潘凡说:“我说的是谁不对,没没没没说是谁有罪。要说谁有罪,第一个是黄黄黄吉顺,你是第一罪人。你说张成民害害害害死了黄大翠,毫无道理。事实是,黄大翠是为反反反抗你,而死,她的遗书,说得明白,这是黄大翠自尽以前留下的遗嘱,其中两句话,可以证明。”说着,从怀里掏出大翠的一纸遗书,对黄吉顺说:“你自己也看过了,这两句,‘我生是张成民的人,死是张成民的鬼。’这是黄黄黄大翠的决心,她为什么写这么两句话?不是对你说的吗?
不是对你们两口子说的吗?我问你们,你们不拆散她和张成民,她会寻这个短见吗?你说给我听听,你你你们为什么一定要拆散他们?”
黄吉顺说:“我,我,潘同志,我……”
潘凡说:“对,就是你!”
曲彦芳高喊道:“黄吉顺图那个姓林的是个科长,是个大官!他们合伙逼着大翠嫁给他!”
人们愤怒了,嚷嚷起来:
“不要脸的东西!打死他!”
“找那个姓林的!”
“把女儿当摇钱树!”
“他家还有个小芹呢?”
小芹捂着脸跑出学校,跑出村,跑到大翠坟前,扑上,大哭:“姐姐!姐姐啊!”
成民呆呆地看着她,在旁的成才愤恨地看着她。
潘凡继续在学校院里讲话:“你黄吉顺罪在何处,你你你先自己去想,等待政府处置。第二个有罪的是于凤兰,你根本不是是是个女人,更不是个母母母母亲,你是个没有良心的婆娘。你是同谋———罪犯!”
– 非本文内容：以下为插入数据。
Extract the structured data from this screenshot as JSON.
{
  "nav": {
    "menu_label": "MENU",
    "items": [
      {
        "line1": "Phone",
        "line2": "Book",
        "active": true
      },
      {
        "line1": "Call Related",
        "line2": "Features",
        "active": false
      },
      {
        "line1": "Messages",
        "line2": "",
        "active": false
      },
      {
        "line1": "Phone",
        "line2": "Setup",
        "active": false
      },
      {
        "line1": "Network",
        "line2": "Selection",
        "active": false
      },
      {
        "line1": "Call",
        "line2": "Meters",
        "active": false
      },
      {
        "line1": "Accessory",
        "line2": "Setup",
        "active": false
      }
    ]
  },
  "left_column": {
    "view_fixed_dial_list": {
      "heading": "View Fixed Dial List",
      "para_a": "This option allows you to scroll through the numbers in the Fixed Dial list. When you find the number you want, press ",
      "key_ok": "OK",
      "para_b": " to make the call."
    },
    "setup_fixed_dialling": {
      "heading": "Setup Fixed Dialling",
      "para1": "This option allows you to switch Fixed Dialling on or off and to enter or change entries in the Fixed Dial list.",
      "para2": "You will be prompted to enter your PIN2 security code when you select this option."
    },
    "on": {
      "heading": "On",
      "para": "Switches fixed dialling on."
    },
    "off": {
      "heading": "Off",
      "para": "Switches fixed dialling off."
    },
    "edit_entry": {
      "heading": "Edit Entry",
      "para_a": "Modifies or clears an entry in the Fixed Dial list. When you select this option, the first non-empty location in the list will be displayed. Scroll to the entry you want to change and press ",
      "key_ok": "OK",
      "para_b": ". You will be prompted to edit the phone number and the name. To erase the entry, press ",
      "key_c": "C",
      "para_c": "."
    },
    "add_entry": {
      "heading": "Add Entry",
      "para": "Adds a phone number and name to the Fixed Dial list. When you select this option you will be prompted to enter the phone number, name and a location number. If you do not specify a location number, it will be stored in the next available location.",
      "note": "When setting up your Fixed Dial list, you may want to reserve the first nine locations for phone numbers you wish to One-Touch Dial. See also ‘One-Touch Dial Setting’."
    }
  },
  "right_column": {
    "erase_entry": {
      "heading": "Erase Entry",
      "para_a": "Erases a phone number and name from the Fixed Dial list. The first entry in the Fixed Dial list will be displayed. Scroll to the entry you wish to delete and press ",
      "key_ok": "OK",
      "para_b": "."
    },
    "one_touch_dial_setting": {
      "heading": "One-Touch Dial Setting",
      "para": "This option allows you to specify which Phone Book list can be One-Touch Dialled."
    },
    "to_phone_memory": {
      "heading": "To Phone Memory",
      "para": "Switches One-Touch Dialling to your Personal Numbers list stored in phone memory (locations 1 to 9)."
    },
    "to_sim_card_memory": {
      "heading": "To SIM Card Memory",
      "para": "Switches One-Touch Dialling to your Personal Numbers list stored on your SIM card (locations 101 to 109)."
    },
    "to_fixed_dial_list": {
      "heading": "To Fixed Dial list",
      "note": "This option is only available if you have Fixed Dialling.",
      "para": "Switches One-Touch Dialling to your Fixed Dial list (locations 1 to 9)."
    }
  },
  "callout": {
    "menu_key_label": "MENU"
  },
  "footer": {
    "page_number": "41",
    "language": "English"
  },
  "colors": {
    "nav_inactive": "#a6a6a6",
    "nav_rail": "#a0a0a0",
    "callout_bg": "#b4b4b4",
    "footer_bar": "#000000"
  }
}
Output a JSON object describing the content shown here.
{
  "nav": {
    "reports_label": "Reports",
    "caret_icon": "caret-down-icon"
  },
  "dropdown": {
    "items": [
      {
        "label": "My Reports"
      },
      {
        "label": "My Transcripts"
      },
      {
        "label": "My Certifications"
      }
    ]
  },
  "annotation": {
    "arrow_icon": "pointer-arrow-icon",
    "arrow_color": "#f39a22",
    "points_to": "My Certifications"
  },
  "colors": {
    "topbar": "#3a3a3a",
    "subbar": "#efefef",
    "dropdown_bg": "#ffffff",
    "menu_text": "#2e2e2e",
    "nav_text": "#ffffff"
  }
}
于凤兰嚎起来,谁也听不清她嚎了些什么。人们对她唾骂,她嚎着跑出学校。
在曲国经家里。曲国经、张广泰坐在炕上。潘凡在炕下走动着说:“在全村面前,我没批评你们俩。你们俩一样有问题,该批评。”转问张广泰道:“是党员吗?”
曲国经说:“不是,我正在观察培养他。”
潘凡说:“噢,不是。不是党员也是老老老工人嘛,老工人应该有工人阶阶阶级的觉觉觉悟嘛,作为家长也该批评。今天的事,如果不是曲曲曲曲彦芳去找我,你们想想,会是个什么结果?群众激激激动起来,人多手杂,没轻没重,要要要是把黄吉顺打死了,活埋了,再出一条人命,怎么办?这种事,你老村长经过了土改,也不想想可可可能会出现什么局面?”
曲国经说:“我是应该检讨。我想趁这个机会治治他。”
潘凡说:“其实,今天应该批评的首先是你,党员的立场哪去了?前次我就跟你说说说说过,要公平办事,你总有一种情绪,不治倒黄吉顺不甘心,那怎么行?他有问题,我我我我我们有宪法嘛。当然,在这方面,我也应该向你们检讨,没有向你们反复宣传,没有做好这个工作。我检讨。张广泰,你家的张成才和黄吉顺的黄小芹也在谈恋爱?你知道吗?”
张广泰说:“知道,我正愁呢。”
潘凡说:“愁什么?可不许你干涉!”
张广泰说:“反正,叫成才打光棍,我也不许他和黄家来往。天下的姑娘死绝了,我也不要他黄家的闺女。”
潘凡说:“这话就是干涉。青年恋爱这种事,谁也说不一定,家长要顺其自然。还有那个什么科长?”
曲国经说:“姓林的,在市税务局。”
潘凡说:“噢,不好好工作,跑到饭馆勾引民女!什什什么作风?什么干部!
如今逼出了人命,饶不了他。”
曲彦芳来到大翠坟前,对成民说:“老师!我爹叫你到我家去。”
成民、成才都看她,成民问道:“什么事?”
曲彦芳说:“不知道。”
成民起身走了。曲彦芳在成才身旁坐下,轻声对成才说:“我爹要把大翠的遗书给你哥保存。”